The truth of this is though that what "a system with houserules" and "a homebrew from the ground up" have no actual clear inbetween. If you're playing a game with a d20 + modifiers and roll high to succeed you could argue that's a D&D homebrew, despite it being generic enough to work in almost any system.

>implying option 1 isn't going to end out being the same as option 2 but shittier anyway

Option 2. I don't know why this would even be a question. If I'm a player I don't want to be playtesting my GM's half baked homebrew, even with someone I trusted to actually properly design systems I wouldn't want to be in one of the first groups to use it. If I'm running the game I know better than to try and build a full system myself, it would be mediocre at best and probably awful.

>If you homebrew a game you understand fully what the design decisions and purposes of each are

Experience proves otherwise.

>A1
>B1
I'm a masochist.

Your experiences sure. The fact that homebrew has become a dirty word on Veeky Forums shows what brand worshipping fuckjobs really lurk here. Literally every single system ever made was some faggots homebrew to start with. If you can't learn to make games, why are you on a board about traditional games?

There is homebrew of parts of a game you know, and there is the delusion of knowing better than people who do design professionally because reasons.
Dunning-Kruger is a thing, you know.

>and there is the delusion of knowing better than people who do design professionally because reasons.

What is the "delusion"? The delusion that I think I don't like their games and want to change a few things or make my own? You implied here that it's "delusional" to think that my game which exists as a separate thing can somehow match or exceed a "published" game, despite my game not trying to directly compete.

You also seem to forget that roleplaying games do not have to be perfect at all. Rules are literally secondary to the experience, and can and should be mutated on the fly in case problems arise halfway through a game. Why would I bother learning and cobbling together a frankenstien system instead of making my own, simpler one that I fully understand?

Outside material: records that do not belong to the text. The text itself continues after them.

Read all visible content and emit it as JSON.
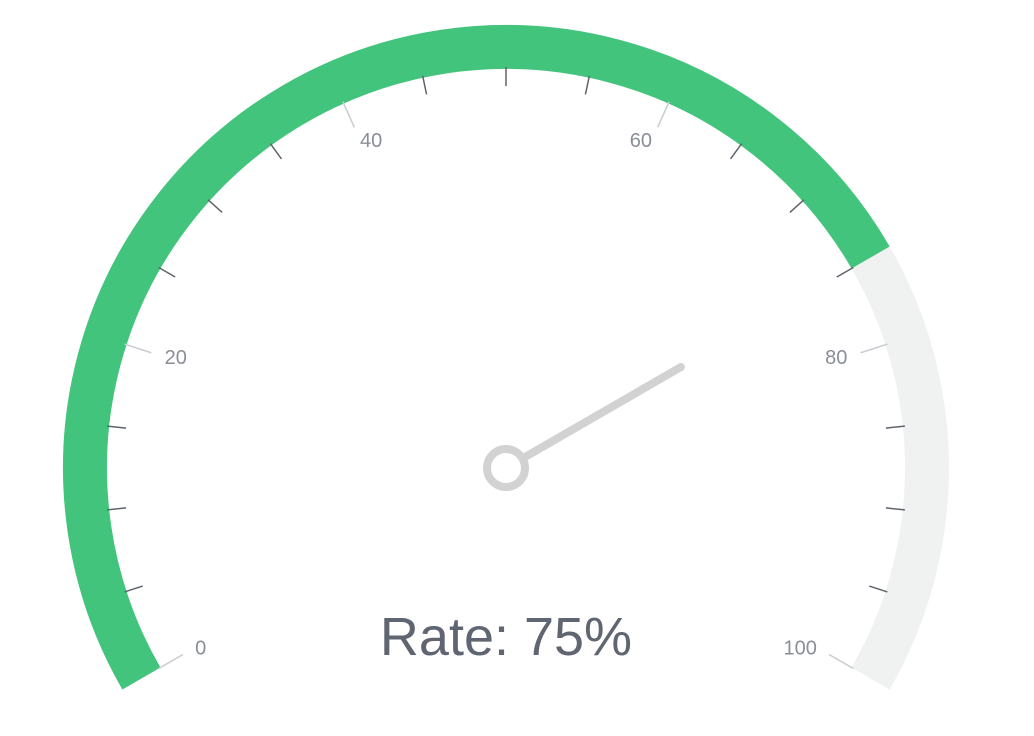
{
  "chart_data": {
    "type": "gauge",
    "min": 0,
    "max": 100,
    "value": 75,
    "major_ticks": [
      0,
      20,
      40,
      60,
      80,
      100
    ],
    "major_tick_labels": [
      "0",
      "20",
      "40",
      "60",
      "80",
      "100"
    ],
    "minor_ticks_per_major": 3,
    "label": "Rate: 75%",
    "colors": {
      "fill": "#43c47d",
      "track": "#f0f1f1",
      "needle": "#d2d2d2",
      "major_tick": "#c8cbcf",
      "minor_tick": "#5e646c",
      "label_text": "#8a8f97",
      "readout_text": "#5f6671"
    }
  }
}
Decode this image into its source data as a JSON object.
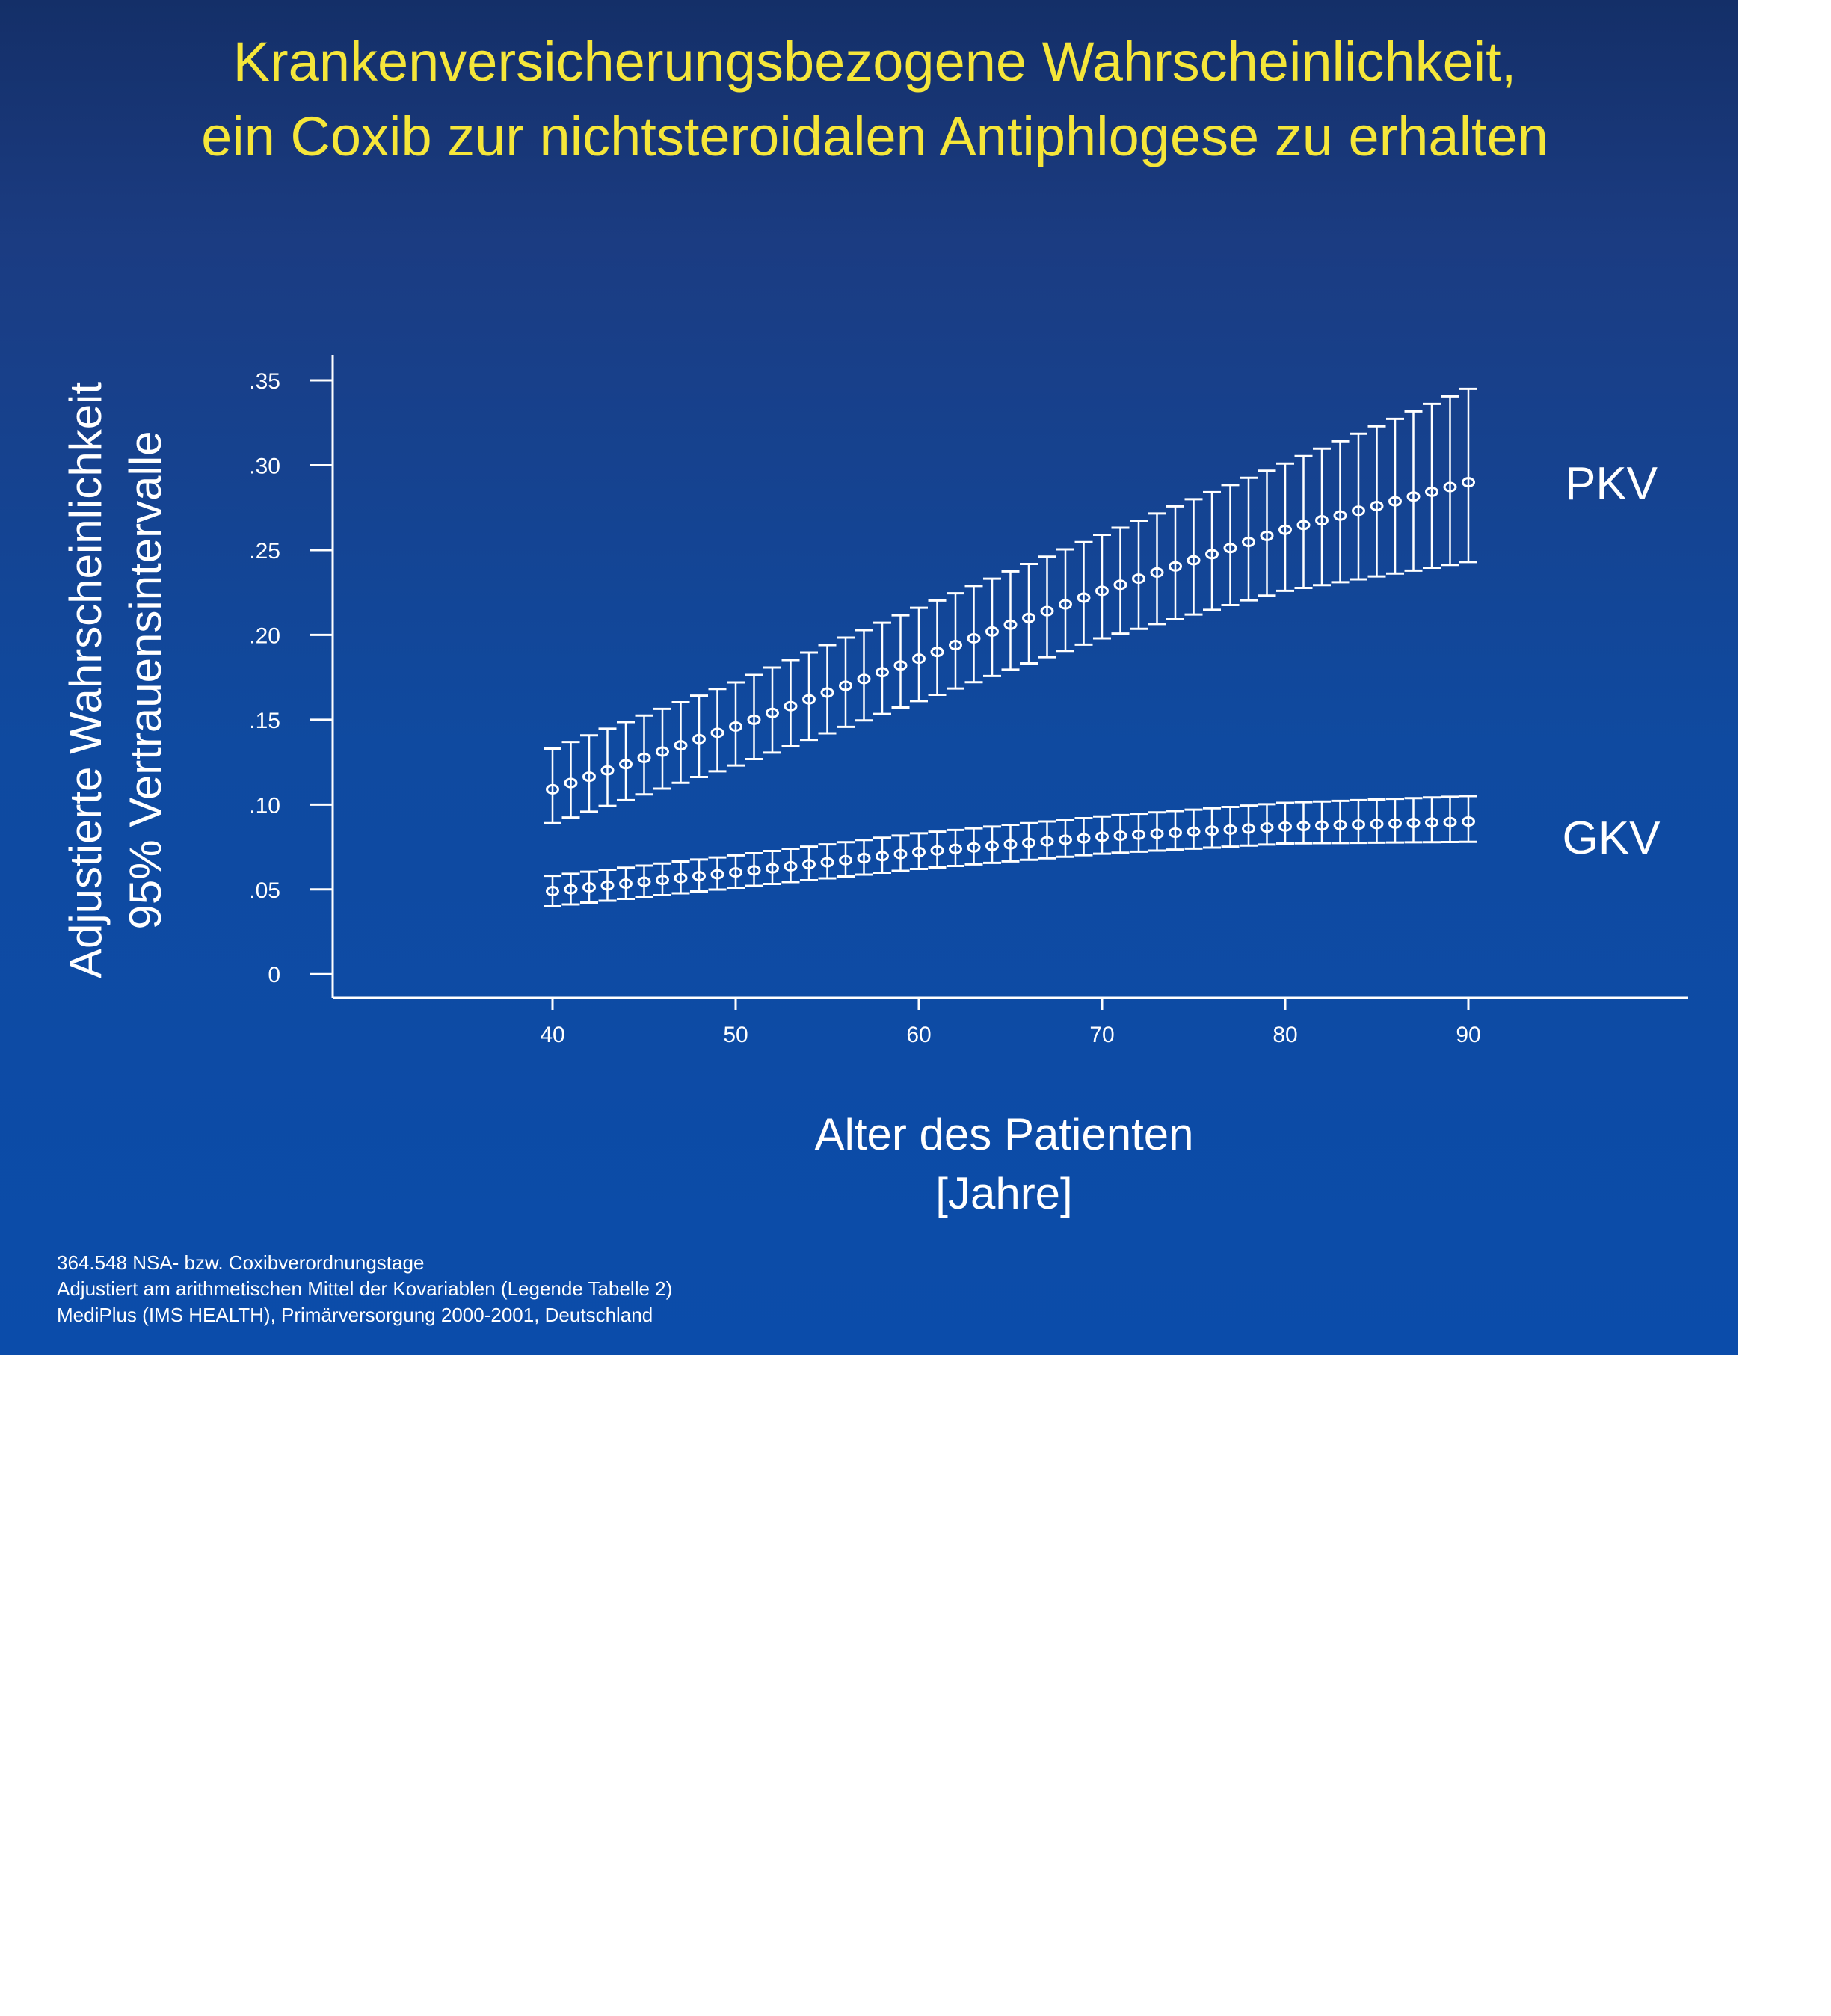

Why do you assume or seem to believe that a published game is somehow automatically better then my own, or one you could create? People on Veeky Forums CONSTANTLY bitch about problems created from published systems. They are quite clearly flawed creatures, ESPECIALLY when tied in with the freedom and worldbuilding of a tabletop game that may not be to you or your groups taste. It's not even like a book or movie or video game where objective things like the production quality or graphics or amount of content can be objectively said to be better; literally everything of value in a roleplaying game can be made by you and you alone and be just as good as anything some "published" designer makes.

You are worshiping people who either began the hobby, or people who are lucky or connected enough to get publishing jobs. These people are not necessarily real designers. But the fact you even mentioned Dunning-Kruger at all shows you are a massive fucking brainlet anyway, so what do you know?

Enjoy your dole dippers, shitposter.

>four dungeon masters
>one player

It's just that nine out of ten homebrews that were designed from scratch are fantasy heartbreakers.

indie-rpgs.com/articles/9/

...

Yeah, definitely didn't mean Option 1 as a good decision, just the decision you go with.

Although if nobody did it, we'd never get any new games to then mod with Option 2.

Did someone reject your shitty homebrew?

Option 2 both times. Making a system is hard

I play in a group and our GM uses his own homebrew system which he’s refined over several years. It’s decent enough for our purposes but it’s a little bloated and a lot of the attributes overlap.

I’m planning on GMing an upcoming campaign though, and at first wanted to develop my own system but after seeing what a mess it was I decided to look into some OSR systems and maybe homebrew a couple of rules. Most of our group has only played in our GM’s homebrew system (most of the veterans moved away) so I’m excited to introduce my fellow players to some new systems.